A mudança para a Petrobrás, mesmo ganhando menos, foi uma bênção. Mandaram-me logo para Aracaju – 3.000 empregados, nenhum engenheiro eletricista. Eu não conhecia nada de petróleo, até chamava tubo de “cano”. O “petrolês” era a tônica das reuniões e eu voava alto. Foi duro no começo, mas os desafios eram grandes e motivadores. Assim, em pouco tempo eu estava dominando o “idioma”: bomba Reda (bomba de fundo de poço), relés em geral, estação coletora, cavalo-de-pau (unidade de bombeio em terra), recuperação secundária, bombeio hidráulico, disjuntores a vácuo, Centro de Controle de Motores, sistemas de partida e proteção dos motores, áreas classificadas, recuperação secundária e outros. Dominado o “idioma”, a vida ficou mais fácil. Em um mês fiz mais engenharia do que em três anos trabalhando na Light. Estava empolgado. Era tudo o que eu queria.
Nessa ida a Aracaju, visitei as três plataformas marítimas do campo de Guaricema que tinham sido instaladas para serem apenas satélites de produção, mas mudou-se o conceito e resolveu-se que elas seriam de processamento, tornando-se necessário instalar uma planta de processo em cada uma: era uma nova e desafiadora engenharia. Daí pra frente, muitas novidades.

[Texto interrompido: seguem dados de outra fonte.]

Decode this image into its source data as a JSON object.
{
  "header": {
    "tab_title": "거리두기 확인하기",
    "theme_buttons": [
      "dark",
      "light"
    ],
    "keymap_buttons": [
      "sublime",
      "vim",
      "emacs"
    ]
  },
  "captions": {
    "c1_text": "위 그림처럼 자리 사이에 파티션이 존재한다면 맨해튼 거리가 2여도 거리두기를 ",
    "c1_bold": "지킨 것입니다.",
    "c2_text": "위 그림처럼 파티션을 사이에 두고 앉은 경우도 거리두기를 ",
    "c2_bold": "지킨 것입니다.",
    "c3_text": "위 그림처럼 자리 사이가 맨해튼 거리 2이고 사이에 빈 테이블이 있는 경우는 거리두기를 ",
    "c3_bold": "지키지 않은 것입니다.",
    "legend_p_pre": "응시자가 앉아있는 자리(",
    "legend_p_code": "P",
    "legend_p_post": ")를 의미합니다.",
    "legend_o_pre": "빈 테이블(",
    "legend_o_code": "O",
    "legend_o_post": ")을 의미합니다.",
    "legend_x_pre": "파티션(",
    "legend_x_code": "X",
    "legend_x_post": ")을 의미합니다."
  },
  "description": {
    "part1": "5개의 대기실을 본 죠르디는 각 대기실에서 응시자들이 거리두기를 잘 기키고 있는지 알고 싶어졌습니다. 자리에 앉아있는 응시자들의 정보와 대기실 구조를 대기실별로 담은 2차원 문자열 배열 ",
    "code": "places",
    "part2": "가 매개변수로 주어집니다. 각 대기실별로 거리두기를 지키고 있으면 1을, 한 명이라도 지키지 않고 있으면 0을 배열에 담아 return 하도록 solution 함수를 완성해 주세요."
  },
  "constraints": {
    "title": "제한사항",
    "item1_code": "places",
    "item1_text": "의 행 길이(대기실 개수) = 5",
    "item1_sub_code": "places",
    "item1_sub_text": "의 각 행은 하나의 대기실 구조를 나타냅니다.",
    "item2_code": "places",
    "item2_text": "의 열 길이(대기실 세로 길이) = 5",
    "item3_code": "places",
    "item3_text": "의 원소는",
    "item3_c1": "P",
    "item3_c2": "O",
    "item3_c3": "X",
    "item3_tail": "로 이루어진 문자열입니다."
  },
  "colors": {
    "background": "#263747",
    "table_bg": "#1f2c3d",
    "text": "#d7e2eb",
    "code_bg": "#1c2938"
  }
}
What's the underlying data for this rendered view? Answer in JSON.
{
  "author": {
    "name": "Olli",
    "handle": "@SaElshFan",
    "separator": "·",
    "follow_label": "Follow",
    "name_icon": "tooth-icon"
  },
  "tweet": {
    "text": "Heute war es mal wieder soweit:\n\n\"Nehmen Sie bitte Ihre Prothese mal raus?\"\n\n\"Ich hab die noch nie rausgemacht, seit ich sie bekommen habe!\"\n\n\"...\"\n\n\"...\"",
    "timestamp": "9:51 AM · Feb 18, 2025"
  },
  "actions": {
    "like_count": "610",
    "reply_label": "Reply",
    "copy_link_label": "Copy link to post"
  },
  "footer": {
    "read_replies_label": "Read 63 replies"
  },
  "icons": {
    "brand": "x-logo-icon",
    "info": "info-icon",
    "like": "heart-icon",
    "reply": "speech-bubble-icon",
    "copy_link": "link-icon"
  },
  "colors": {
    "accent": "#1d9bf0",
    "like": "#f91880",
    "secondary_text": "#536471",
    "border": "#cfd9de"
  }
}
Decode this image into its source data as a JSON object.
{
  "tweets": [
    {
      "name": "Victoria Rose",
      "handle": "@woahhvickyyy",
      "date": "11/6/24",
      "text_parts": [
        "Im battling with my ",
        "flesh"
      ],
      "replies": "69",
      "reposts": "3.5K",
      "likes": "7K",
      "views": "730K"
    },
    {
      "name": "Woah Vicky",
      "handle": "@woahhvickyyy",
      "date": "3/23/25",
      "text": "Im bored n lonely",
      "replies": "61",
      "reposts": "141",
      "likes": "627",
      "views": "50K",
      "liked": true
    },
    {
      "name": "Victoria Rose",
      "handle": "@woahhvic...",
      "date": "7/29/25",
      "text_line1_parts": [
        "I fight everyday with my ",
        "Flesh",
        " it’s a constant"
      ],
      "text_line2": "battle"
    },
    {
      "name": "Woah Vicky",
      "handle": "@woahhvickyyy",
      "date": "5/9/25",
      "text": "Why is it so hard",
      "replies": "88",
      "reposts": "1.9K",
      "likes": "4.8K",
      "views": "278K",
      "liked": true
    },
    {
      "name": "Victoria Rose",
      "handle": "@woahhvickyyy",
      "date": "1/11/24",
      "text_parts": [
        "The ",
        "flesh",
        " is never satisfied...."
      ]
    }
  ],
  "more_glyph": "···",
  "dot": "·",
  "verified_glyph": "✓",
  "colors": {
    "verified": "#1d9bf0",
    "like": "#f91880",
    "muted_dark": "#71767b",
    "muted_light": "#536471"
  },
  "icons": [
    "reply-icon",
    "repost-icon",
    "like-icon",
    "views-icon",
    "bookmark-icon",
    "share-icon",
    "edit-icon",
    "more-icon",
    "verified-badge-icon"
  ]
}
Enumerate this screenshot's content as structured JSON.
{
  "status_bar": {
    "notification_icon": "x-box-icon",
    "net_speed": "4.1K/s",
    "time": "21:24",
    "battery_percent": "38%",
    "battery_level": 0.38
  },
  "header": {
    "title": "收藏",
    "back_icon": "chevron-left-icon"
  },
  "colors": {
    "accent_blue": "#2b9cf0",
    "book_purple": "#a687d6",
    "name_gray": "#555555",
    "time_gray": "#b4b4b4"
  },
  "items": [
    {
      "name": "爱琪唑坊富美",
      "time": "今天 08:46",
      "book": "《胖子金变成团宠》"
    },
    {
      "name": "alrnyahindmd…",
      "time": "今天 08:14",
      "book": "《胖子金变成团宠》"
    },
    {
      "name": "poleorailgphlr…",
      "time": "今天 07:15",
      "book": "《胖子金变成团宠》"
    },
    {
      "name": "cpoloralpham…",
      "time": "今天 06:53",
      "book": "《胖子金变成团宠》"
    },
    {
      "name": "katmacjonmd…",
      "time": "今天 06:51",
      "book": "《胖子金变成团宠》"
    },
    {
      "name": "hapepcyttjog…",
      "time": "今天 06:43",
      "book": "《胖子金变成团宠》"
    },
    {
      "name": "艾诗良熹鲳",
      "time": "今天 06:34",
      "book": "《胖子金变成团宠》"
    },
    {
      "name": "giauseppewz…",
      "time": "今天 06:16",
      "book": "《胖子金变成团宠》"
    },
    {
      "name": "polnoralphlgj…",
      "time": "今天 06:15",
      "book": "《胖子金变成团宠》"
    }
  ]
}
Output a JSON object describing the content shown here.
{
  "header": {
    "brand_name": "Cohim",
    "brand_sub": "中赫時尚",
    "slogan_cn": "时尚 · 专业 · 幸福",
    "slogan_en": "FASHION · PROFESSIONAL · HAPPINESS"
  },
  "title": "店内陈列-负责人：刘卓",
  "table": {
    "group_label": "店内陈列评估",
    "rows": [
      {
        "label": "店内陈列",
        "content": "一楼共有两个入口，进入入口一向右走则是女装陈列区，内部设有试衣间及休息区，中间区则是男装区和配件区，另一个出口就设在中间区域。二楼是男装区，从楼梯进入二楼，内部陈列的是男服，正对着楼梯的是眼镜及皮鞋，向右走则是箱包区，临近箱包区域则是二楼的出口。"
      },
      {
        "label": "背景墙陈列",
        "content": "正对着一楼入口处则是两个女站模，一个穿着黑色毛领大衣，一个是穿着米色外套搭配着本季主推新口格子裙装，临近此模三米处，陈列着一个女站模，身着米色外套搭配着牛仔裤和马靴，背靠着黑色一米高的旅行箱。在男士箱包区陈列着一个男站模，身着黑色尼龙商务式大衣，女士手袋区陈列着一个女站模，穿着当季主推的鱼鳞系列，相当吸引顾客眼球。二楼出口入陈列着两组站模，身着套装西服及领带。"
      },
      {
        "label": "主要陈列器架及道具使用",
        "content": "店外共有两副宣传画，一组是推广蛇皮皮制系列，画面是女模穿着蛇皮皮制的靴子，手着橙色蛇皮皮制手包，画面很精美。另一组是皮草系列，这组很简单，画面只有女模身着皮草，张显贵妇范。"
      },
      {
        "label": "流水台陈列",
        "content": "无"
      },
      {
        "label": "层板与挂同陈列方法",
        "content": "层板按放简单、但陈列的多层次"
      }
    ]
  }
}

Uma curiosidade logo me surgiu: olhando a estação coletora de Atalaia, eu questionava por que os tanques de petróleo tinham o teto cônico. Curioso, perguntei a várias pessoas, pois precisava saber. Várias respostas dadas não me convenciam. Fui investigar mais a fundo e descobri: o projeto da estação coletora era importado, e, nos EUA, os tanques tinham teto cônico para evitar o acúmulo de neve. Ou seja, era preciso elaborar os projetos aqui e voltados para as nossas condições e necessidades. Era também muito necessário “tropicalizar” a tecnologia importada. Trabalhamos muito nesse sentido.
Assim, os projetos das plantas de processo das plataformas já foram feitos por empresas nacionais, sob a fiscalização de engenheiros com experiência de produção em terra. Deu certo e, a partir daí, com novas descobertas nos campos de Camorim, Caioba (SE) e Ubarana (RN), resolvemos projetar e fabricar as plataformas no Brasil. As duas primeiras tiveram os projetos copiados das americanas. A partir destas, começamos a fazer os projetos aqui.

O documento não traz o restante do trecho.